CSG: Contribution Sociale Généralisée

Un impôt ou une cotisation ?

En  1945, le système français de Sécurité sociale mis en  place est financé par le travail. Toute augmentation de la masse salariale entraînait automatiquement une augmentation de l’argent apporté au système de solidarité, dont bénéficiait toute la population. Cela  permettait effectivement de financer les hôpitaux, la médecine de ville, les allocations familiales. Aujourd’hui, une augmentation de la CSG n’entraîne aucune augmentation financière pour les services rendus par la Sécurité sociale.

L’ordonnance de 1945 précisait que la couverture des charges de la Sécurité Sociale et des prestations familiales était assurée par des cotisations assises et recouvrées conformément aux rémunérations ou gains perçus par les bénéficiaires. Il n’était pas question de taxer les revenus des retraités, les allocations chômage, qui ne sont ni des gains ni des rémunérations.

La CSG créée en 1991 , aussitôt dénoncée par la CGT et par FO parce que cela signifiait un détournement des fonds collectés, a également obligé le gouvernement Rocard à utiliser le 49.3 pour imposer sa mise en place, vu l’hostilité du parlement.

Notez que la CFDT a accepté sa mise en place  et même demandé son extension.

La CSG est un impôt et sa mise en place introduit une nouvelle logique. Le Conseil constitutionnel affirme d’ailleurs que «  la CSG diffère des cotisations sociales qui ouvrent droit aux prestations et avantages relevant de la Sécurité Sociale ».

Depuis 1991, la CSG sert à diminuer le coût du travail. Elle est d’abord affectée au financement de la branche famille. Cela signifie la fiscalisation de la branche famille, ce que revendiquait le patronat depuis longtemps. Les évolutions entre CSG et exonérations patronales sont édifiantes : la CSG passe de 1,1 % à 7,5 % et les exonérations patronales passent de 1,9 milliards à 26,4 milliards en 2014.

Dès 2013, une partie de la CSG est affectée à la Caisse nationale de Solidarité autonomie, qui n’a rien à voir avec la Sécu, une autre partie au fonds de solidarité vieillesse, qui est un fonds de l’Etat et pas de la Sécurité Sociale.

La CSG, c’est l’inverse de la solidarité : tout le monde doit payer quel que soit son statut, sa situation sociale.
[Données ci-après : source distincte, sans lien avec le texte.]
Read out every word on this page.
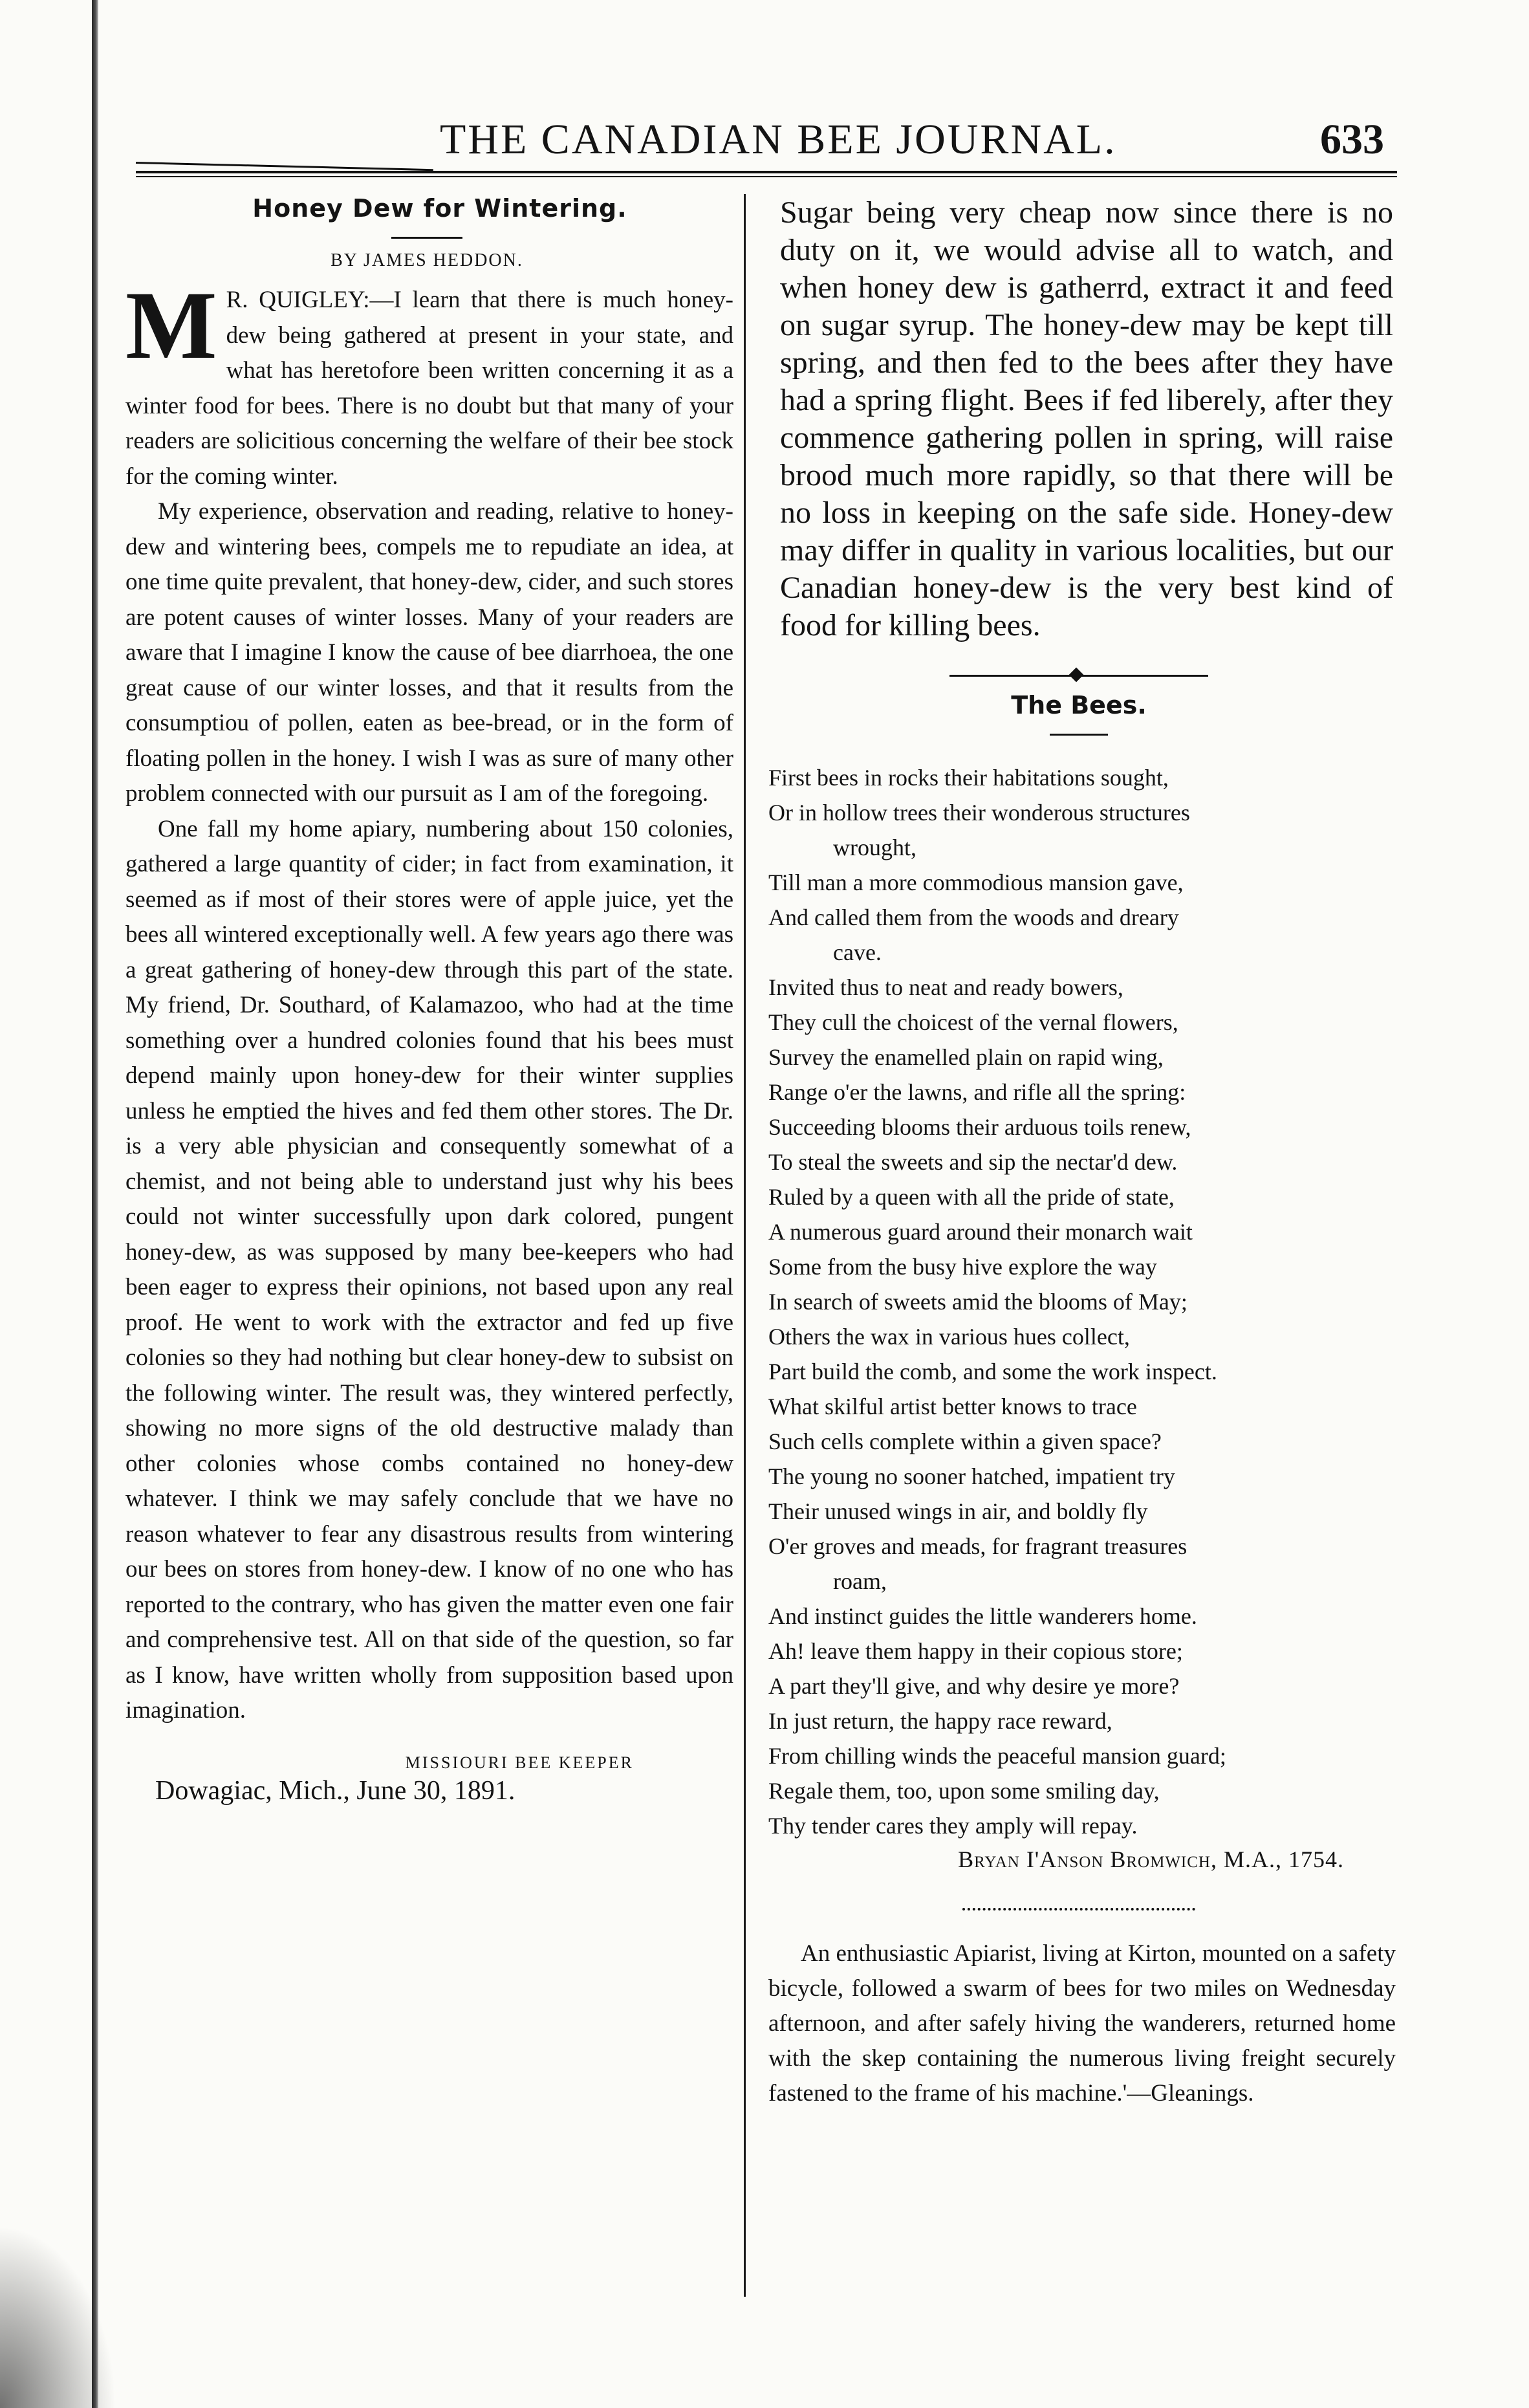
THE CANADIAN BEE JOURNAL.	633
Honey Dew for Wintering.
BY JAMES HEDDON.

M R. QUIGLEY:—I learn that there is much honey-dew being gathered at present in your state, and what has heretofore been written concerning it as a winter food for bees. There is no doubt but that many of your readers are solicitious concerning the welfare of their bee stock for the coming winter.

My experience, observation and reading, relative to honey-dew and wintering bees, compels me to repudiate an idea, at one time quite prevalent, that honey-dew, cider, and such stores are potent causes of winter losses. Many of your readers are aware that I imagine I know the cause of bee diarrhoea, the one great cause of our winter losses, and that it results from the consumptiou of pollen, eaten as bee-bread, or in the form of floating pollen in the honey. I wish I was as sure of many other problem connected with our pursuit as I am of the foregoing.

One fall my home apiary, numbering about 150 colonies, gathered a large quantity of cider; in fact from examination, it seemed as if most of their stores were of apple juice, yet the bees all wintered exceptionally well. A few years ago there was a great gathering of honey-dew through this part of the state. My friend, Dr. Southard, of Kalamazoo, who had at the time something over a hundred colonies found that his bees must depend mainly upon honey-dew for their winter supplies unless he emptied the hives and fed them other stores. The Dr. is a very able physician and consequently somewhat of a chemist, and not being able to understand just why his bees could not winter successfully upon dark colored, pungent honey-dew, as was supposed by many bee-keepers who had been eager to express their opinions, not based upon any real proof. He went to work with the extractor and fed up five colonies so they had nothing but clear honey-dew to subsist on the following winter. The result was, they wintered perfectly, showing no more signs of the old destructive malady than other colonies whose combs contained no honey-dew whatever. I think we may safely conclude that we have no reason whatever to fear any disastrous results from wintering our bees on stores from honey-dew. I know of no one who has reported to the contrary, who has given the matter even one fair and comprehensive test. All on that side of the question, so far as I know, have written wholly from supposition based upon imagination.

MISSIOURI BEE KEEPER
Dowagiac, Mich., June 30, 1891.

Sugar being very cheap now since there is no duty on it, we would advise all to watch, and when honey dew is gatherrd, extract it and feed on sugar syrup. The honey-dew may be kept till spring, and then fed to the bees after they have had a spring flight. Bees if fed liberely, after they commence gathering pollen in spring, will raise brood much more rapidly, so that there will be no loss in keeping on the safe side. Honey-dew may differ in quality in various localities, but our Canadian honey-dew is the very best kind of food for killing bees.

The Bees.
First bees in rocks their habitations sought,
Or in hollow trees their wonderous structures
wrought,
Till man a more commodious mansion gave,
And called them from the woods and dreary
cave.
Invited thus to neat and ready bowers,
They cull the choicest of the vernal flowers,
Survey the enamelled plain on rapid wing,
Range o'er the lawns, and rifle all the spring:
Succeeding blooms their arduous toils renew,
To steal the sweets and sip the nectar'd dew.
Ruled by a queen with all the pride of state,
A numerous guard around their monarch wait
Some from the busy hive explore the way
In search of sweets amid the blooms of May;
Others the wax in various hues collect,
Part build the comb, and some the work inspect.
What skilful artist better knows to trace
Such cells complete within a given space?
The young no sooner hatched, impatient try
Their unused wings in air, and boldly fly
O'er groves and meads, for fragrant treasures
roam,
And instinct guides the little wanderers home.
Ah! leave them happy in their copious store;
A part they'll give, and why desire ye more?
In just return, the happy race reward,
From chilling winds the peaceful mansion guard;
Regale them, too, upon some smiling day,
Thy tender cares they amply will repay.
Bryan I'Anson Bromwich, M.A., 1754.

An enthusiastic Apiarist, living at Kirton, mounted on a safety bicycle, followed a swarm of bees for two miles on Wednesday afternoon, and after safely hiving the wanderers, returned home with the skep containing the numerous living freight securely fastened to the frame of his machine.'—Gleanings.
Et les prestations éventuelles, elles dépendront des disponibilités budgétaires…

Le 16 juillet 2017, le président  Macron  indique que les fonds récoltés par la CSG seraient affectés aux collectivités locales pour compenser la suppression de la taxe d’habitation. Rien à voir avec les cotisations sociales.

Le SNUEP(FSU) veut le maintien d’un système financé par le travail qui garantit des droits.

Le SNUEP(FSU) ne veut pas d’un système où les prestations dépendent du bon vouloir du gouvernement en place.